Sibelius: ‘Stukken voor viool en piano’ op. 78 nr. 1-4, ’Andante cantabile’ in G, ‘Stukken voor viool en piano’ op. 81 nr. 1-5; ‘Danses champêtres’ op. 106 nr. 1-5; ‘Stukken voor viool en piano’ op. 115 nr. 1-4, ‘Stukken voor viool en piano’ op. 116 nr. 1-3. Fenella Humphreys en Joseph Tong. Resonus RES 10294 (67’32”). 2020
Wat jammer toch dat Sibelius nooit een voldragen Vioolsonate schreef. Hij speelde zelf goed viool dus was zeker bij machte om dat te volbrengen. In plaats daarvan moeten we het doen met reeksen ‘korte baan’ werken, die gelukkig best de moeite waard zijn.

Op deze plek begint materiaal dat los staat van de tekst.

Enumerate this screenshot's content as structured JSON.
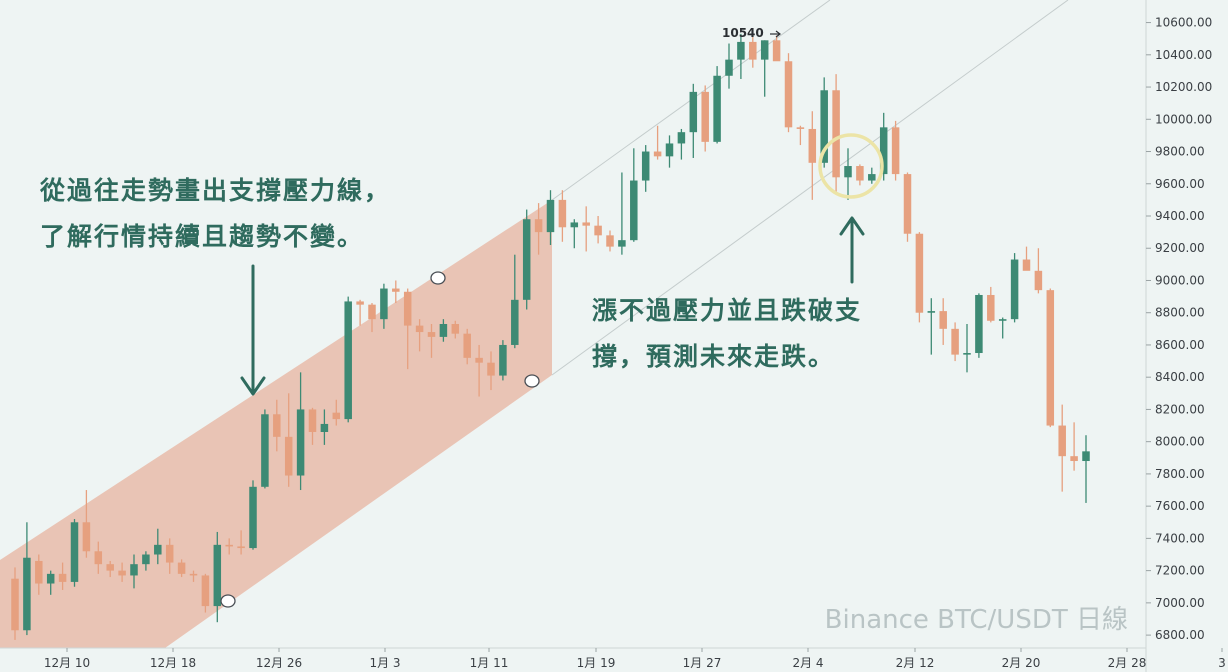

De meeste ‘Stukken’ hebben eerder het karakter van aardige bijlagen, ideaal voor muziekstudenten. Het gaat meestal om genrestukken die ontstonden in de jaren 1924 tot 1929. Hij voldeed daarmee aan de dringende wens van zijn muziekuitgever en ze vormen aardige uitdagingen voor vioolstudenten en gerijpte violisten.
De composities zijn niet geheel in chronologische volgorde vastgelegd, dus komt het ‘Andante cantabile’ uit 1887 pas als nr. 2. Op. 78 en 81 ontstonden tijdens de moeilijke jaren van W,O. 1 en op. 115 en 116 behoren tot de laatste composities van de grote Fin.

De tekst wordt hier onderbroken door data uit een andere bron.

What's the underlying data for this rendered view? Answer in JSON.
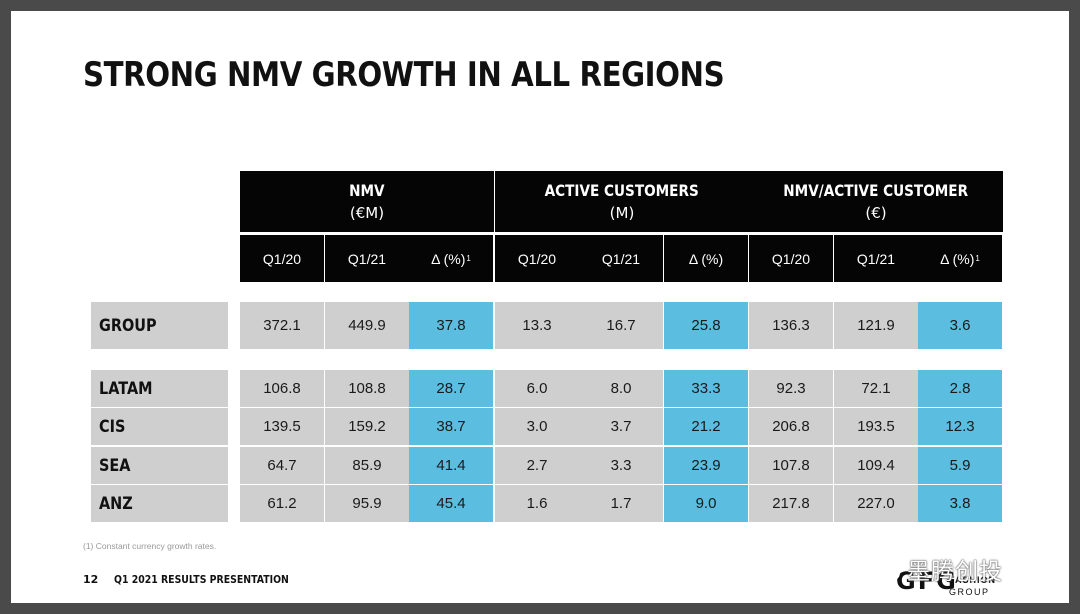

Het meeste genoot ik van de met emoties geladen sfeervolle vijf ‘Danses champêtres’. Deze dansen kunnen worden beschouwd als een soort geografische beschrijving van soms karikaturale nationale dansen. De laatste is heel vrolijk.

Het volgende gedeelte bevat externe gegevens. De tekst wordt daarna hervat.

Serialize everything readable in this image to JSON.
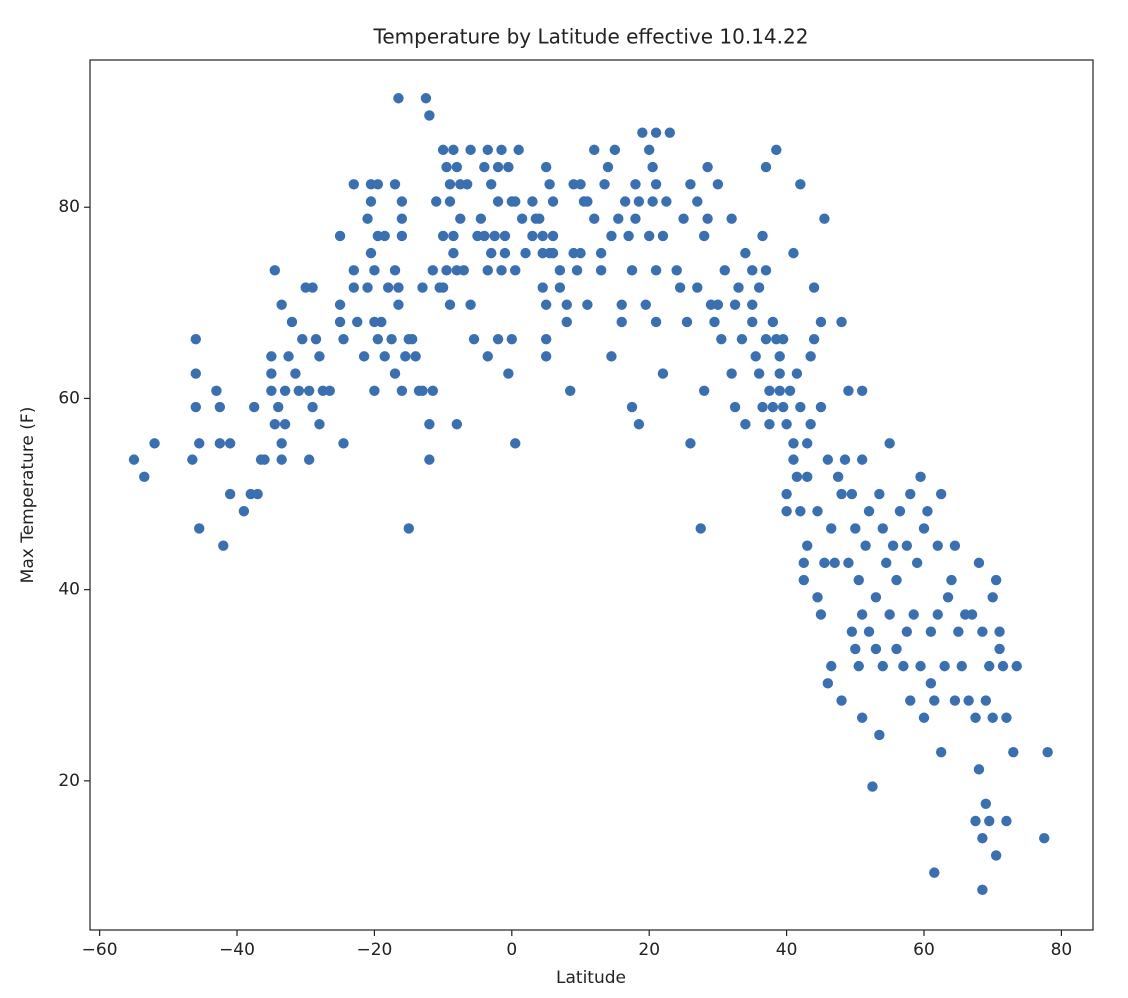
{
  "chart_data": {
    "type": "scatter",
    "title": "Temperature by Latitude effective 10.14.22",
    "x_label": "Latitude",
    "y_label": "Max Temperature (F)",
    "color": "#3a6fb0",
    "xlim": [
      -61.4,
      84.6
    ],
    "ylim": [
      4.4,
      95.4
    ],
    "xticks": [
      {
        "value": -60,
        "label": "−60"
      },
      {
        "value": -40,
        "label": "−40"
      },
      {
        "value": -20,
        "label": "−20"
      },
      0,
      20,
      40,
      60,
      80
    ],
    "yticks": [
      20,
      40,
      60,
      80
    ],
    "grid": false,
    "points": [
      [
        -55,
        53.6
      ],
      [
        -53.5,
        51.8
      ],
      [
        -52,
        55.3
      ],
      [
        -46.5,
        53.6
      ],
      [
        -46,
        59.1
      ],
      [
        -46,
        62.6
      ],
      [
        -46,
        66.2
      ],
      [
        -45.5,
        55.3
      ],
      [
        -45.5,
        46.4
      ],
      [
        -43,
        60.8
      ],
      [
        -42.5,
        59.1
      ],
      [
        -42.5,
        55.3
      ],
      [
        -42,
        44.6
      ],
      [
        -41,
        50
      ],
      [
        -41,
        55.3
      ],
      [
        -39,
        48.2
      ],
      [
        -38,
        50
      ],
      [
        -37.5,
        59.1
      ],
      [
        -37,
        50
      ],
      [
        -36.5,
        53.6
      ],
      [
        -36,
        53.6
      ],
      [
        -35,
        64.4
      ],
      [
        -35,
        62.6
      ],
      [
        -35,
        60.8
      ],
      [
        -34.5,
        73.4
      ],
      [
        -34.5,
        57.3
      ],
      [
        -34,
        59.1
      ],
      [
        -33.5,
        55.3
      ],
      [
        -33.5,
        53.6
      ],
      [
        -33.5,
        69.8
      ],
      [
        -33,
        60.8
      ],
      [
        -33,
        57.3
      ],
      [
        -32.5,
        64.4
      ],
      [
        -32,
        68
      ],
      [
        -31.5,
        62.6
      ],
      [
        -31,
        60.8
      ],
      [
        -30.5,
        66.2
      ],
      [
        -30,
        71.6
      ],
      [
        -29.5,
        53.6
      ],
      [
        -29.5,
        60.8
      ],
      [
        -29,
        59.1
      ],
      [
        -29,
        71.6
      ],
      [
        -28.5,
        66.2
      ],
      [
        -28,
        57.3
      ],
      [
        -28,
        64.4
      ],
      [
        -27.5,
        60.8
      ],
      [
        -26.5,
        60.8
      ],
      [
        -25,
        77
      ],
      [
        -25,
        69.8
      ],
      [
        -25,
        68
      ],
      [
        -24.5,
        55.3
      ],
      [
        -24.5,
        66.2
      ],
      [
        -23,
        82.4
      ],
      [
        -23,
        73.4
      ],
      [
        -23,
        71.6
      ],
      [
        -22.5,
        68
      ],
      [
        -21.5,
        64.4
      ],
      [
        -21,
        78.8
      ],
      [
        -21,
        71.6
      ],
      [
        -20.5,
        82.4
      ],
      [
        -20.5,
        80.6
      ],
      [
        -20.5,
        75.2
      ],
      [
        -20,
        68
      ],
      [
        -20,
        60.8
      ],
      [
        -20,
        73.4
      ],
      [
        -19.5,
        77
      ],
      [
        -19.5,
        66.2
      ],
      [
        -19.5,
        82.4
      ],
      [
        -19,
        68
      ],
      [
        -18.5,
        77
      ],
      [
        -18.5,
        64.4
      ],
      [
        -18,
        71.6
      ],
      [
        -17.5,
        66.2
      ],
      [
        -17,
        82.4
      ],
      [
        -17,
        73.4
      ],
      [
        -17,
        62.6
      ],
      [
        -16.5,
        71.6
      ],
      [
        -16.5,
        69.8
      ],
      [
        -16.5,
        91.4
      ],
      [
        -16,
        78.8
      ],
      [
        -16,
        80.6
      ],
      [
        -16,
        77
      ],
      [
        -16,
        60.8
      ],
      [
        -15.5,
        64.4
      ],
      [
        -15,
        46.4
      ],
      [
        -15,
        66.2
      ],
      [
        -14.5,
        66.2
      ],
      [
        -14,
        64.4
      ],
      [
        -13.5,
        60.8
      ],
      [
        -13,
        60.8
      ],
      [
        -13,
        71.6
      ],
      [
        -12.5,
        91.4
      ],
      [
        -12,
        89.6
      ],
      [
        -12,
        57.3
      ],
      [
        -12,
        53.6
      ],
      [
        -11.5,
        73.4
      ],
      [
        -11.5,
        60.8
      ],
      [
        -11,
        80.6
      ],
      [
        -10.5,
        71.6
      ],
      [
        -10,
        71.6
      ],
      [
        -10,
        77
      ],
      [
        -10,
        86
      ],
      [
        -9.5,
        84.2
      ],
      [
        -9.5,
        73.4
      ],
      [
        -9,
        82.4
      ],
      [
        -9,
        80.6
      ],
      [
        -9,
        69.8
      ],
      [
        -8.5,
        75.2
      ],
      [
        -8.5,
        86
      ],
      [
        -8.5,
        77
      ],
      [
        -8,
        84.2
      ],
      [
        -8,
        73.4
      ],
      [
        -8,
        57.3
      ],
      [
        -7.5,
        82.4
      ],
      [
        -7.5,
        78.8
      ],
      [
        -7,
        73.4
      ],
      [
        -6.5,
        82.4
      ],
      [
        -6,
        86
      ],
      [
        -6,
        69.8
      ],
      [
        -5.5,
        66.2
      ],
      [
        -5,
        77
      ],
      [
        -4.5,
        78.8
      ],
      [
        -4,
        77
      ],
      [
        -4,
        84.2
      ],
      [
        -3.5,
        86
      ],
      [
        -3.5,
        73.4
      ],
      [
        -3.5,
        64.4
      ],
      [
        -3,
        75.2
      ],
      [
        -3,
        82.4
      ],
      [
        -2.5,
        77
      ],
      [
        -2,
        80.6
      ],
      [
        -2,
        84.2
      ],
      [
        -2,
        66.2
      ],
      [
        -1.5,
        86
      ],
      [
        -1.5,
        73.4
      ],
      [
        -1,
        77
      ],
      [
        -1,
        75.2
      ],
      [
        -0.5,
        84.2
      ],
      [
        -0.5,
        62.6
      ],
      [
        0,
        80.6
      ],
      [
        0,
        66.2
      ],
      [
        0.5,
        55.3
      ],
      [
        0.5,
        80.6
      ],
      [
        0.5,
        73.4
      ],
      [
        1,
        86
      ],
      [
        1.5,
        78.8
      ],
      [
        2,
        75.2
      ],
      [
        3,
        80.6
      ],
      [
        3,
        77
      ],
      [
        3.5,
        78.8
      ],
      [
        4,
        78.8
      ],
      [
        4.5,
        77
      ],
      [
        4.5,
        75.2
      ],
      [
        4.5,
        71.6
      ],
      [
        5,
        84.2
      ],
      [
        5,
        69.8
      ],
      [
        5,
        66.2
      ],
      [
        5,
        64.4
      ],
      [
        5.5,
        82.4
      ],
      [
        5.5,
        75.2
      ],
      [
        6,
        80.6
      ],
      [
        6,
        77
      ],
      [
        6,
        75.2
      ],
      [
        7,
        73.4
      ],
      [
        7,
        71.6
      ],
      [
        8,
        69.8
      ],
      [
        8,
        68
      ],
      [
        8.5,
        60.8
      ],
      [
        9,
        75.2
      ],
      [
        9,
        82.4
      ],
      [
        9.5,
        73.4
      ],
      [
        10,
        82.4
      ],
      [
        10,
        75.2
      ],
      [
        10.5,
        80.6
      ],
      [
        11,
        80.6
      ],
      [
        11,
        69.8
      ],
      [
        12,
        78.8
      ],
      [
        12,
        86
      ],
      [
        13,
        73.4
      ],
      [
        13,
        75.2
      ],
      [
        13.5,
        82.4
      ],
      [
        14,
        84.2
      ],
      [
        14.5,
        64.4
      ],
      [
        14.5,
        77
      ],
      [
        15,
        86
      ],
      [
        15.5,
        78.8
      ],
      [
        16,
        69.8
      ],
      [
        16,
        68
      ],
      [
        16.5,
        80.6
      ],
      [
        17,
        77
      ],
      [
        17.5,
        73.4
      ],
      [
        17.5,
        59.1
      ],
      [
        18,
        82.4
      ],
      [
        18,
        78.8
      ],
      [
        18.5,
        57.3
      ],
      [
        18.5,
        80.6
      ],
      [
        19,
        87.8
      ],
      [
        19.5,
        69.8
      ],
      [
        20,
        77
      ],
      [
        20,
        86
      ],
      [
        20.5,
        84.2
      ],
      [
        20.5,
        80.6
      ],
      [
        21,
        87.8
      ],
      [
        21,
        82.4
      ],
      [
        21,
        73.4
      ],
      [
        21,
        68
      ],
      [
        22,
        77
      ],
      [
        22,
        62.6
      ],
      [
        22.5,
        80.6
      ],
      [
        23,
        87.8
      ],
      [
        24,
        73.4
      ],
      [
        24.5,
        71.6
      ],
      [
        25,
        78.8
      ],
      [
        25.5,
        68
      ],
      [
        26,
        82.4
      ],
      [
        26,
        55.3
      ],
      [
        27,
        80.6
      ],
      [
        27,
        71.6
      ],
      [
        27.5,
        46.4
      ],
      [
        28,
        77
      ],
      [
        28,
        60.8
      ],
      [
        28.5,
        84.2
      ],
      [
        28.5,
        78.8
      ],
      [
        29,
        69.8
      ],
      [
        29.5,
        68
      ],
      [
        30,
        82.4
      ],
      [
        30,
        69.8
      ],
      [
        30.5,
        66.2
      ],
      [
        31,
        73.4
      ],
      [
        32,
        78.8
      ],
      [
        32,
        62.6
      ],
      [
        32.5,
        69.8
      ],
      [
        32.5,
        59.1
      ],
      [
        33,
        71.6
      ],
      [
        33.5,
        66.2
      ],
      [
        34,
        57.3
      ],
      [
        34,
        75.2
      ],
      [
        35,
        73.4
      ],
      [
        35,
        69.8
      ],
      [
        35,
        68
      ],
      [
        35.5,
        64.4
      ],
      [
        36,
        62.6
      ],
      [
        36,
        71.6
      ],
      [
        36.5,
        59.1
      ],
      [
        36.5,
        77
      ],
      [
        37,
        84.2
      ],
      [
        37,
        73.4
      ],
      [
        37,
        66.2
      ],
      [
        37.5,
        60.8
      ],
      [
        37.5,
        57.3
      ],
      [
        38,
        68
      ],
      [
        38,
        59.1
      ],
      [
        38.5,
        86
      ],
      [
        38.5,
        66.2
      ],
      [
        39,
        64.4
      ],
      [
        39,
        62.6
      ],
      [
        39,
        60.8
      ],
      [
        39.5,
        59.1
      ],
      [
        39.5,
        66.2
      ],
      [
        40,
        50
      ],
      [
        40,
        48.2
      ],
      [
        40,
        57.3
      ],
      [
        40.5,
        60.8
      ],
      [
        41,
        55.3
      ],
      [
        41,
        53.6
      ],
      [
        41,
        75.2
      ],
      [
        41.5,
        51.8
      ],
      [
        41.5,
        62.6
      ],
      [
        42,
        48.2
      ],
      [
        42,
        59.1
      ],
      [
        42,
        82.4
      ],
      [
        42.5,
        42.8
      ],
      [
        42.5,
        41
      ],
      [
        43,
        55.3
      ],
      [
        43,
        44.6
      ],
      [
        43,
        51.8
      ],
      [
        43.5,
        64.4
      ],
      [
        43.5,
        57.3
      ],
      [
        44,
        71.6
      ],
      [
        44,
        66.2
      ],
      [
        44.5,
        39.2
      ],
      [
        44.5,
        48.2
      ],
      [
        45,
        59.1
      ],
      [
        45,
        37.4
      ],
      [
        45,
        68
      ],
      [
        45.5,
        78.8
      ],
      [
        45.5,
        42.8
      ],
      [
        46,
        53.6
      ],
      [
        46,
        30.2
      ],
      [
        46.5,
        46.4
      ],
      [
        46.5,
        32
      ],
      [
        47,
        42.8
      ],
      [
        47.5,
        51.8
      ],
      [
        48,
        50
      ],
      [
        48,
        68
      ],
      [
        48,
        28.4
      ],
      [
        48.5,
        53.6
      ],
      [
        49,
        42.8
      ],
      [
        49,
        60.8
      ],
      [
        49.5,
        35.6
      ],
      [
        49.5,
        50
      ],
      [
        50,
        33.8
      ],
      [
        50,
        46.4
      ],
      [
        50.5,
        41
      ],
      [
        50.5,
        32
      ],
      [
        51,
        37.4
      ],
      [
        51,
        53.6
      ],
      [
        51,
        26.6
      ],
      [
        51,
        60.8
      ],
      [
        51.5,
        44.6
      ],
      [
        52,
        35.6
      ],
      [
        52,
        48.2
      ],
      [
        52.5,
        19.4
      ],
      [
        53,
        39.2
      ],
      [
        53,
        33.8
      ],
      [
        53.5,
        24.8
      ],
      [
        53.5,
        50
      ],
      [
        54,
        46.4
      ],
      [
        54,
        32
      ],
      [
        54.5,
        42.8
      ],
      [
        55,
        55.3
      ],
      [
        55,
        37.4
      ],
      [
        55.5,
        44.6
      ],
      [
        56,
        41
      ],
      [
        56,
        33.8
      ],
      [
        56.5,
        48.2
      ],
      [
        57,
        32
      ],
      [
        57.5,
        35.6
      ],
      [
        57.5,
        44.6
      ],
      [
        58,
        50
      ],
      [
        58,
        28.4
      ],
      [
        58.5,
        37.4
      ],
      [
        59,
        42.8
      ],
      [
        59.5,
        51.8
      ],
      [
        59.5,
        32
      ],
      [
        60,
        46.4
      ],
      [
        60,
        26.6
      ],
      [
        60.5,
        48.2
      ],
      [
        61,
        30.2
      ],
      [
        61,
        35.6
      ],
      [
        61.5,
        10.4
      ],
      [
        61.5,
        28.4
      ],
      [
        62,
        44.6
      ],
      [
        62,
        37.4
      ],
      [
        62.5,
        50
      ],
      [
        62.5,
        23
      ],
      [
        63,
        32
      ],
      [
        63.5,
        39.2
      ],
      [
        64,
        41
      ],
      [
        64.5,
        44.6
      ],
      [
        64.5,
        28.4
      ],
      [
        65,
        35.6
      ],
      [
        65.5,
        32
      ],
      [
        66,
        37.4
      ],
      [
        66.5,
        28.4
      ],
      [
        67,
        37.4
      ],
      [
        67.5,
        15.8
      ],
      [
        67.5,
        26.6
      ],
      [
        68,
        42.8
      ],
      [
        68,
        21.2
      ],
      [
        68.5,
        14
      ],
      [
        68.5,
        35.6
      ],
      [
        68.5,
        8.6
      ],
      [
        69,
        28.4
      ],
      [
        69,
        17.6
      ],
      [
        69.5,
        32
      ],
      [
        69.5,
        15.8
      ],
      [
        70,
        39.2
      ],
      [
        70,
        26.6
      ],
      [
        70.5,
        41
      ],
      [
        70.5,
        12.2
      ],
      [
        71,
        35.6
      ],
      [
        71,
        33.8
      ],
      [
        71.5,
        32
      ],
      [
        72,
        15.8
      ],
      [
        72,
        26.6
      ],
      [
        73,
        23
      ],
      [
        73.5,
        32
      ],
      [
        77.5,
        14
      ],
      [
        78,
        23
      ]
    ]
  }
}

Het laatst komen de Stukken op. 115 en116. Ze dragen Duitse en Franse titels. Het mooist uit deze reeks in het haast Mozartiaanse ‘Rondeau romantique’.
Fenella Humphreys en Joseph Tong weten precies wat Sibelius toekomt en zorgen voor fijne vertolkingen van deze nogal verwaarloosde muziek.